Balint announces run for U.S. House of Representatives

The Senate president pro tempore, from Brattleboro, kicks off campaign in Montpelier

BRATTLEBORO — Vermont Senate President Pro Tem Becca Balint, D-Brattleboro, made it official on Dec. 13: She will be running for Congress in 2022.

At her campaign kickoff event at the Vermont History Museum in Montpelier, Balint said that she is running for the Democratic nomination “because we're facing huge challenges. Working families are struggling, the pandemic is raging on, real climate action can't wait, and our democracy itself is at risk. The future feels perilous. We can't tackle these challenges if we remain divided.”

The 53-year-old former middle school social studies teacher joins Lt. Gov. Molly Gray as the first two Democratic candidates running to succeed U.S. Rep. Peter Welch, who last month announced he was running for the U.S. Senate after longtime incumbent Democrat Patrick Leahy announced his retirement.

A possible third Democratic candidate for the House seat whose name has come up frequently, Chittenden County Sen.
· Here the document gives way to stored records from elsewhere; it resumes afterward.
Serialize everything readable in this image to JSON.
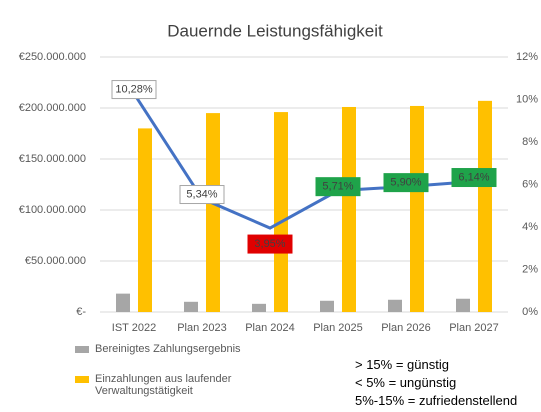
{
  "chart_data": {
    "type": "bar",
    "title": "Dauernde Leistungsfähigkeit",
    "categories": [
      "IST 2022",
      "Plan 2023",
      "Plan 2024",
      "Plan 2025",
      "Plan 2026",
      "Plan 2027"
    ],
    "series": [
      {
        "name": "Bereinigtes Zahlungsergebnis",
        "color": "#a6a6a6",
        "values": [
          18000000,
          10000000,
          8000000,
          11000000,
          12000000,
          13000000
        ]
      },
      {
        "name": "Einzahlungen aus laufender Verwaltungstätigkeit",
        "color": "#ffc000",
        "values": [
          180000000,
          195000000,
          196000000,
          201000000,
          202000000,
          207000000
        ]
      },
      {
        "type": "line",
        "axis": "y2",
        "color": "#4472c4",
        "values": [
          10.28,
          5.34,
          3.95,
          5.71,
          5.9,
          6.14
        ],
        "value_labels": [
          "10,28%",
          "5,34%",
          "3,95%",
          "5,71%",
          "5,90%",
          "6,14%"
        ],
        "value_label_colors": [
          "#ffffff",
          "#ffffff",
          "#e00000",
          "#1fa34a",
          "#1fa34a",
          "#1fa34a"
        ]
      }
    ],
    "ylim": [
      0,
      250000000
    ],
    "yticks": [
      {
        "value": 0,
        "label": "€-"
      },
      {
        "value": 50000000,
        "label": "€50.000.000"
      },
      {
        "value": 100000000,
        "label": "€100.000.000"
      },
      {
        "value": 150000000,
        "label": "€150.000.000"
      },
      {
        "value": 200000000,
        "label": "€200.000.000"
      },
      {
        "value": 250000000,
        "label": "€250.000.000"
      }
    ],
    "y2lim": [
      0,
      12
    ],
    "y2ticks": [
      {
        "value": 0,
        "label": "0%"
      },
      {
        "value": 2,
        "label": "2%"
      },
      {
        "value": 4,
        "label": "4%"
      },
      {
        "value": 6,
        "label": "6%"
      },
      {
        "value": 8,
        "label": "8%"
      },
      {
        "value": 10,
        "label": "10%"
      },
      {
        "value": 12,
        "label": "12%"
      }
    ],
    "grid": true,
    "legend": "bottom-left",
    "annotations": [
      "> 15% = günstig",
      "< 5% = ungünstig",
      "5%-15% = zufriedenstellend"
    ]
  }
}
Kesha Ram Hinsdale, has not yet announced her intentions.

No Republican candidates have declared their candidacy for either the U.S. House or U.S. Senate. The only Republican holding a statewide office in Vermont, Gov. Phil Scott, has already said he won't run for either seat.

Balint was elected to one of Windham County's two state Senate seats in 2014 in her first attempt at running for political office. The first openly gay woman to be elected to the Vermont Senate, she quickly rose through the Senate's leadership ranks and was elected majority leader in 2017 and as president pro tem this year.

Vermont has never elected a woman to Congress - the only state in the Union to hold that dubious distinction.

In an announcement sent to supporters, Balint wrote that her record as a state senator, where she “worked to increase affordable housing, lend a helping hand during the pandemic, expand access to voting, and pass the strongest reproductive rights protections in the nation” makes her the person who can break that barrier.

“Everyone should have good jobs, affordable housing, and quality health care,” she wrote. “We can make it happen together. No one left behind, no one forgotten - that will be my mission when I become the first congresswoman from Vermont.”

Balint is off to a fast start in fundraising. A one-hour Zoom event for supporters on Dec. 13 raised more than $10,000, and she announced on Dec. 14 that she ended her first day of campaigning with a total of $125,000 in donations from every county in Vermont.

Gray entered the House race on Dec. 4. She announced, in a news release that came out about an hour after Balint's announcement, that her campaign has raised more than $110,000 in its first week.

Both Balint and Gray say they will not accept corporate PAC money.